According to IV’s allegations, it has paid “hundreds of millions” to inventors while earning $2 Billion in licensing revenue. While these numbers sound impressive at first, other sources peg the amount paid to inventors at $350 Million. However, this figure likely doesn’t include an additional $850 Million paid to small and medium businesses. While earning $800 Million over the cost of the original investment is nothing to sneeze at, IV is likely now after the “real money.” This could mean that IV’s demands on potential defendants have risen over the years, which could explain the reluctance of these particular companies to accept IV’s terms, or IV’s reluctance to compromise. Another possibility is that IV faced internal pressure to litigate from some of its member companies that are competitors of these first 9 defendants.
Either way, the offer that IV put on the table originally is likely long gone, as these companies are now on the defensive. The defendants will most likely look for some leverage, while IV will want to make an example of companies that resists is more “friendly” licensing efforts. Because of their size, and the mystery that shrouds their operations, IV has more at stake than a typical NPE asserting only a single portfolio, so bringing this lawsuit immediately signals a level of seriousness and a perceived position of strength.
UPDATE — 12/14/10:
Joff Wild dug up some additional quotes from IV’s founder regarding his thoughts on patent litigation:
In 2006, Nathan Myhrvold, IV’s co-founder, told Business Week that “litigation is a huge failure”. It is, he went on, “a disastrous way of monetising patents”. For a long while the firm made a major play of never having launched an action, though earlier this year it emerged that patents formerly owned by IV were being litigated. Then when I interviewed Joe Chernesky, the firm’s head of hardware licensing, he told me that IV always wanted to negotiate, but “if we can’t reach an agreement, we are prepared to litigate”. And so it has come to pass.
In an updated post, Joff also points the discovery woes that IV may be facing:
As you know IV has operated since the beginning in great secrecy under the cloak of non disclosure agreements. Details on who has financed them, who has taken licences and for how much, their purchase practices, prices they have paid for purchases, sharing arrangements if any with patent sellers, accounting and tax treatment of revenues, licensing techniques and practices, the extent of patent holdings, subsidiaries and affiliates, and other details may all be relevant to the defence. Obviously the case will be closely watched.

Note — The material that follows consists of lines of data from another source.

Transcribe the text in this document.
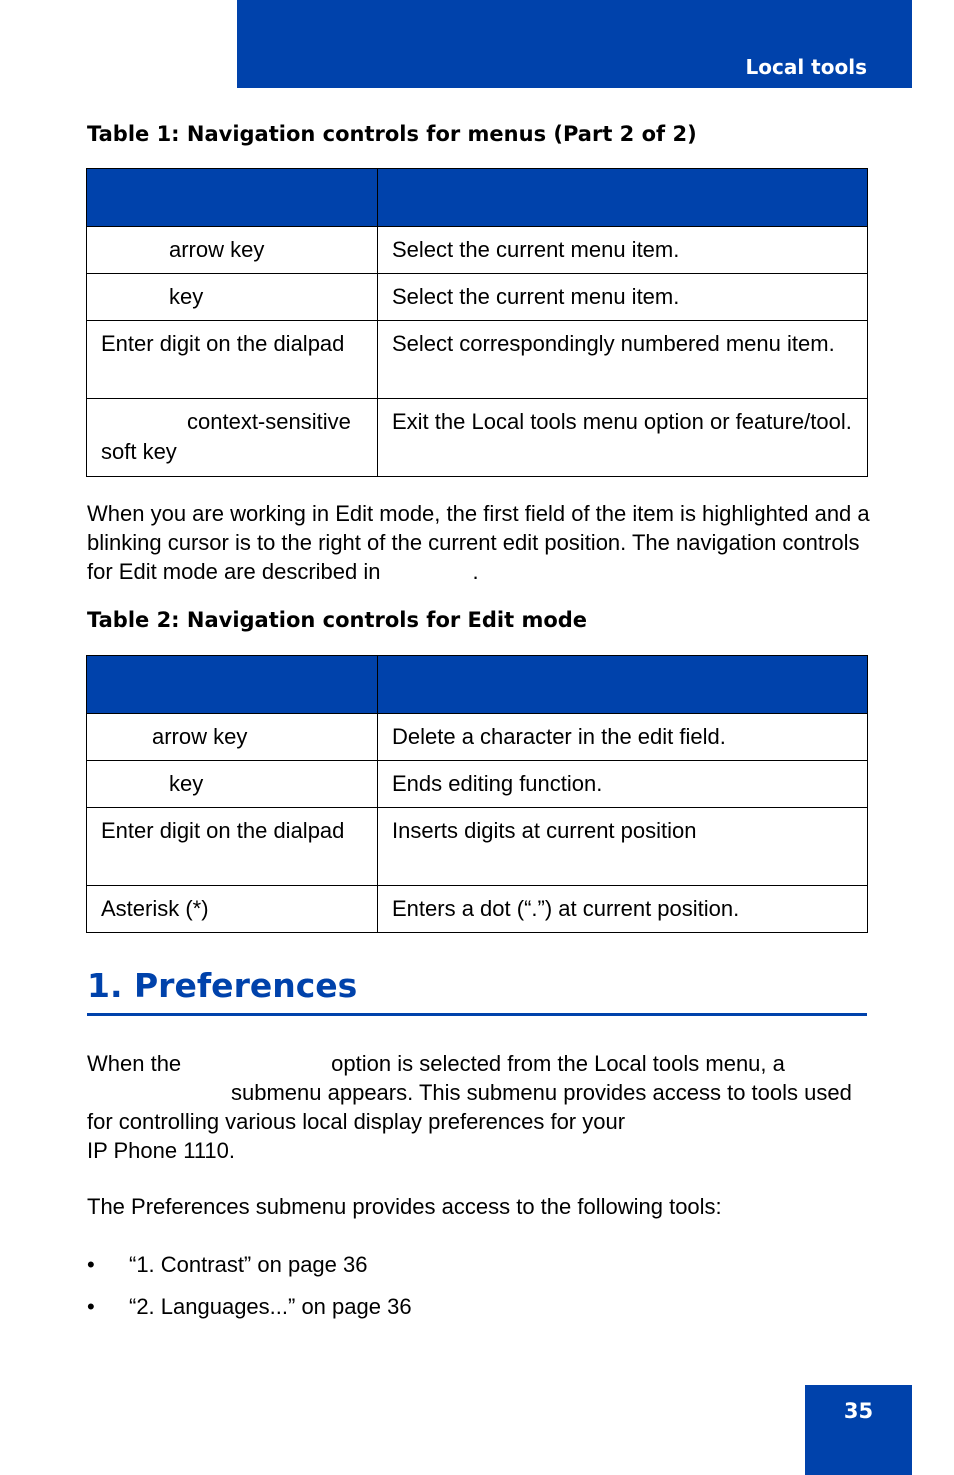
Local tools
Table 1: Navigation controls for menus (Part 2 of 2)

arrow key	Select the current menu item.
key	Select the current menu item.
Enter digit on the dialpad	Select correspondingly numbered menu item.
context-sensitive soft key	Exit the Local tools menu option or feature/tool.

When you are working in Edit mode, the first field of the item is highlighted and a blinking cursor is to the right of the current edit position. The navigation controls for Edit mode are described in	.

Table 2: Navigation controls for Edit mode

arrow key	Delete a character in the edit field.
key	Ends editing function.
Enter digit on the dialpad	Inserts digits at current position
Asterisk (*)	Enters a dot (“.”) at current position.
1. Preferences

When the	option is selected from the Local tools menu, a
submenu appears. This submenu provides access to tools used for controlling various local display preferences for your
IP Phone 1110.

The Preferences submenu provides access to the following tools:

• “1. Contrast” on page 36
• “2. Languages...” on page 36
35
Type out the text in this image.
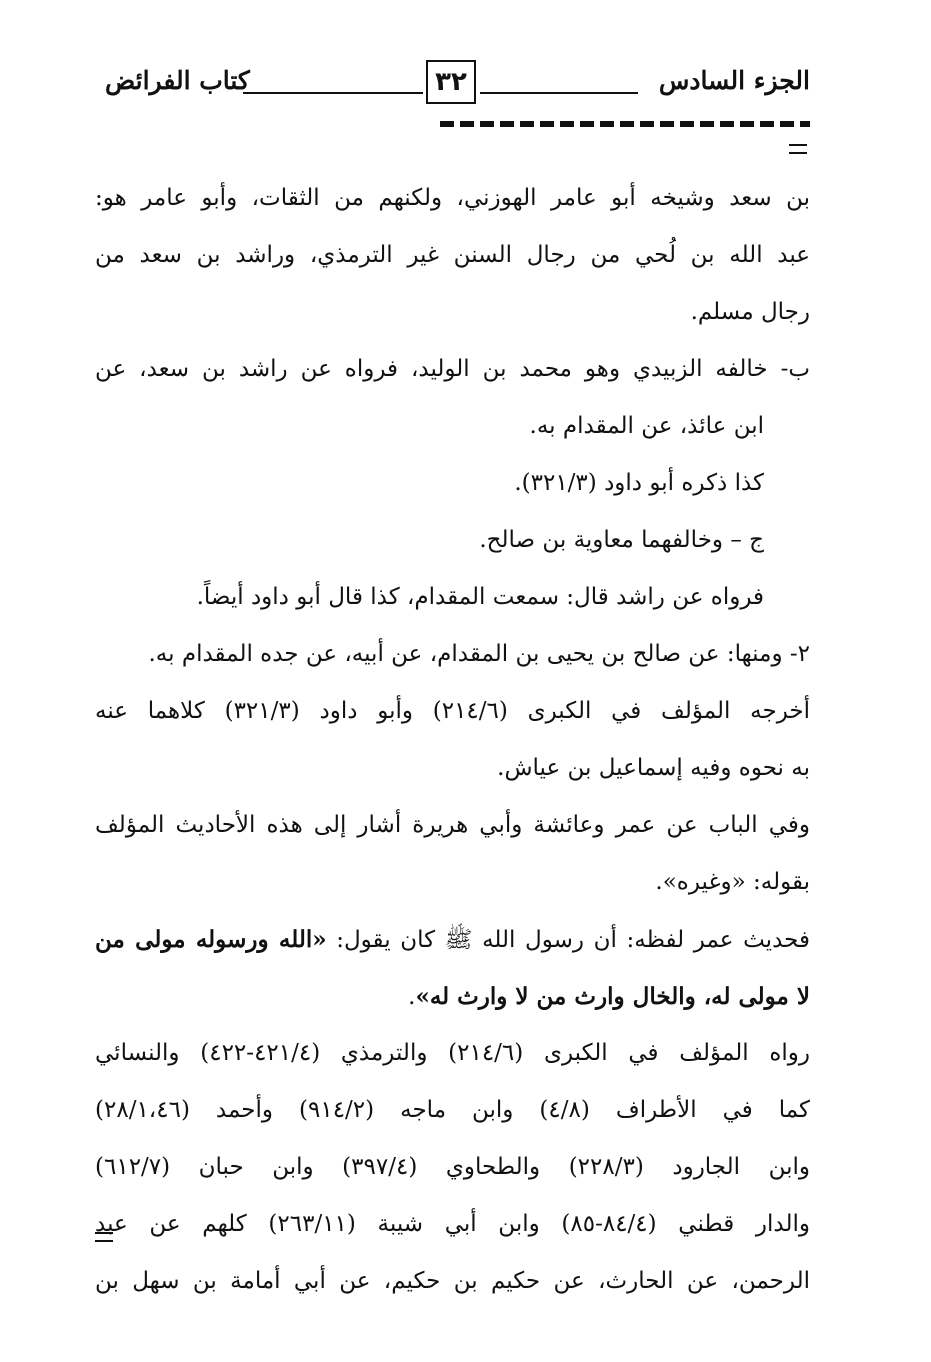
الجزء السادس
٣٢
كتاب الفرائض
بن سعد وشيخه أبو عامر الهوزني، ولكنهم من الثقات، وأبو عامر هو:
عبد الله بن لُحي من رجال السنن غير الترمذي، وراشد بن سعد من
رجال مسلم.
ب- خالفه الزبيدي وهو محمد بن الوليد، فرواه عن راشد بن سعد، عن
ابن عائذ، عن المقدام به.
كذا ذكره أبو داود (٣٢١/٣).
ج – وخالفهما معاوية بن صالح.
فرواه عن راشد قال: سمعت المقدام، كذا قال أبو داود أيضاً.
٢- ومنها: عن صالح بن يحيى بن المقدام، عن أبيه، عن جده المقدام به.
أخرجه المؤلف في الكبرى (٢١٤/٦) وأبو داود (٣٢١/٣) كلاهما عنه
به نحوه وفيه إسماعيل بن عياش.
وفي الباب عن عمر وعائشة وأبي هريرة أشار إلى هذه الأحاديث المؤلف
بقوله: «وغيره».
فحديث عمر لفظه: أن رسول الله ﷺ كان يقول: «الله ورسوله مولى من
لا مولى له، والخال وارث من لا وارث له».
رواه المؤلف في الكبرى (٢١٤/٦) والترمذي (٤٢١/٤-٤٢٢) والنسائي
كما في الأطراف (٤/٨) وابن ماجه (٩١٤/٢) وأحمد (٢٨/١،٤٦)
وابن الجارود (٢٢٨/٣) والطحاوي (٣٩٧/٤) وابن حبان (٦١٢/٧)
والدار قطني (٨٤/٤-٨٥) وابن أبي شيبة (٢٦٣/١١) كلهم عن عبد
الرحمن، عن الحارث، عن حكيم بن حكيم، عن أبي أمامة بن سهل بن
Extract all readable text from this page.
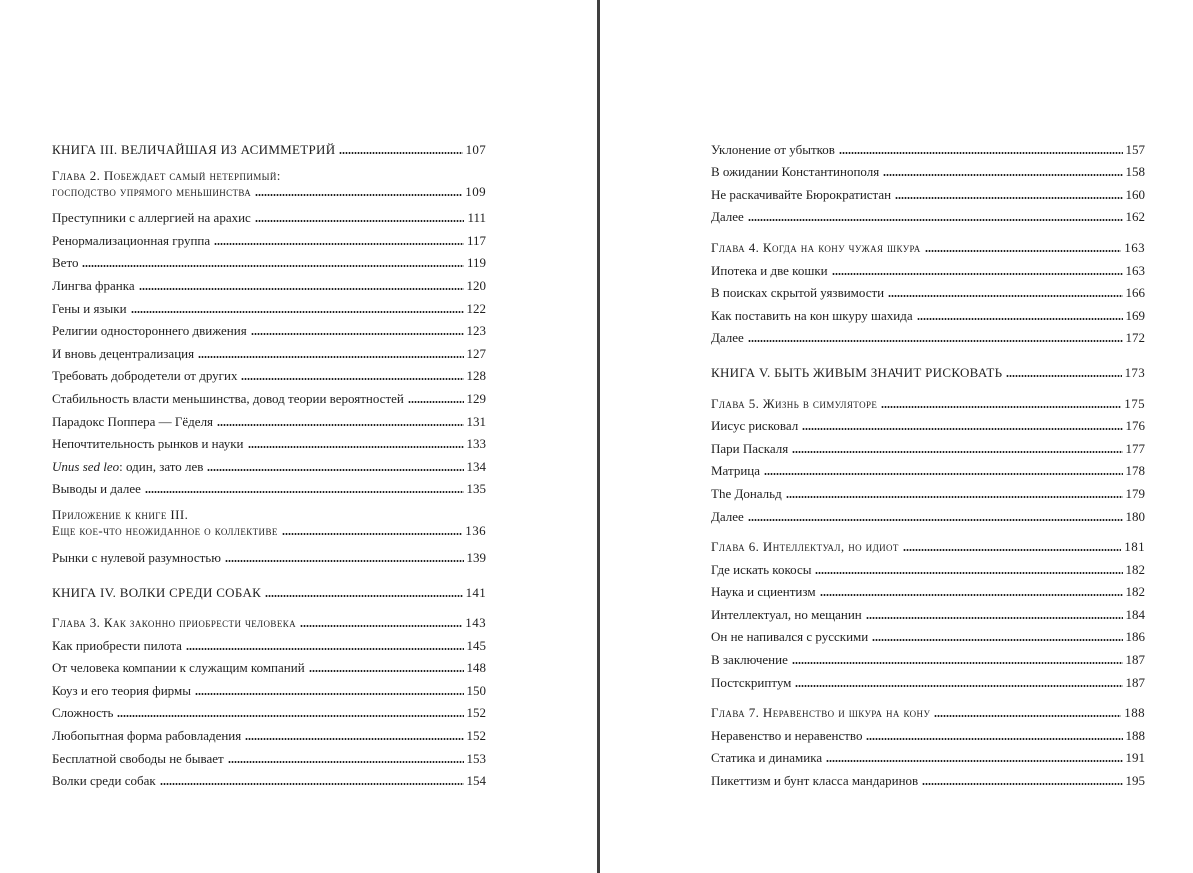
КНИГА III. ВЕЛИЧАЙШАЯ ИЗ АСИММЕТРИЙ	107
Глава 2. Побеждает самый нетерпимый:
господство упрямого меньшинства	109
Преступники с аллергией на арахис	111
Ренормализационная группа	117
Вето	119
Лингва франка	120
Гены и языки	122
Религии одностороннего движения	123
И вновь децентрализация	127
Требовать добродетели от других	128
Стабильность власти меньшинства, довод теории вероятностей	129
Парадокс Поппера — Гёделя	131
Непочтительность рынков и науки	133
Unus sed leo: один, зато лев	134
Выводы и далее	135
Приложение к книге III.
Еще кое-что неожиданное о коллективе	136
Рынки с нулевой разумностью	139
КНИГА IV. ВОЛКИ СРЕДИ СОБАК	141
Глава 3. Как законно приобрести человека	143
Как приобрести пилота	145
От человека компании к служащим компаний	148
Коуз и его теория фирмы	150
Сложность	152
Любопытная форма рабовладения	152
Бесплатной свободы не бывает	153
Волки среди собак	154
Уклонение от убытков	157
В ожидании Константинополя	158
Не раскачивайте Бюрократистан	160
Далее	162
Глава 4. Когда на кону чужая шкура	163
Ипотека и две кошки	163
В поисках скрытой уязвимости	166
Как поставить на кон шкуру шахида	169
Далее	172
КНИГА V. БЫТЬ ЖИВЫМ ЗНАЧИТ РИСКОВАТЬ	173
Глава 5. Жизнь в симуляторе	175
Иисус рисковал	176
Пари Паскаля	177
Матрица	178
The Дональд	179
Далее	180
Глава 6. Интеллектуал, но идиот	181
Где искать кокосы	182
Наука и сциентизм	182
Интеллектуал, но мещанин	184
Он не напивался с русскими	186
В заключение	187
Постскриптум	187
Глава 7. Неравенство и шкура на кону	188
Неравенство и неравенство	188
Статика и динамика	191
Пикеттизм и бунт класса мандаринов	195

Expansion on McCurdy’s quote at Intellectual Ventures Litigates
Ultimately, Joff reaches a similar conclusion:
It strikes me that, as McCurdy states, the kind of top class defence counsel that the companies it is going after can afford to hire could potentially cause IV and its investors a lot of embarrassment. No doubt this would have been thought through before the litigation button was pressed, but nevertheless it is an uncomfortable background noise that could blow up into something rather serious.
Presumably, IV weighed these risks against the risk of not litigating (e.g. not being taken seriously by other potential licensees) against the monetary and intangible benefits of fighting over these patents.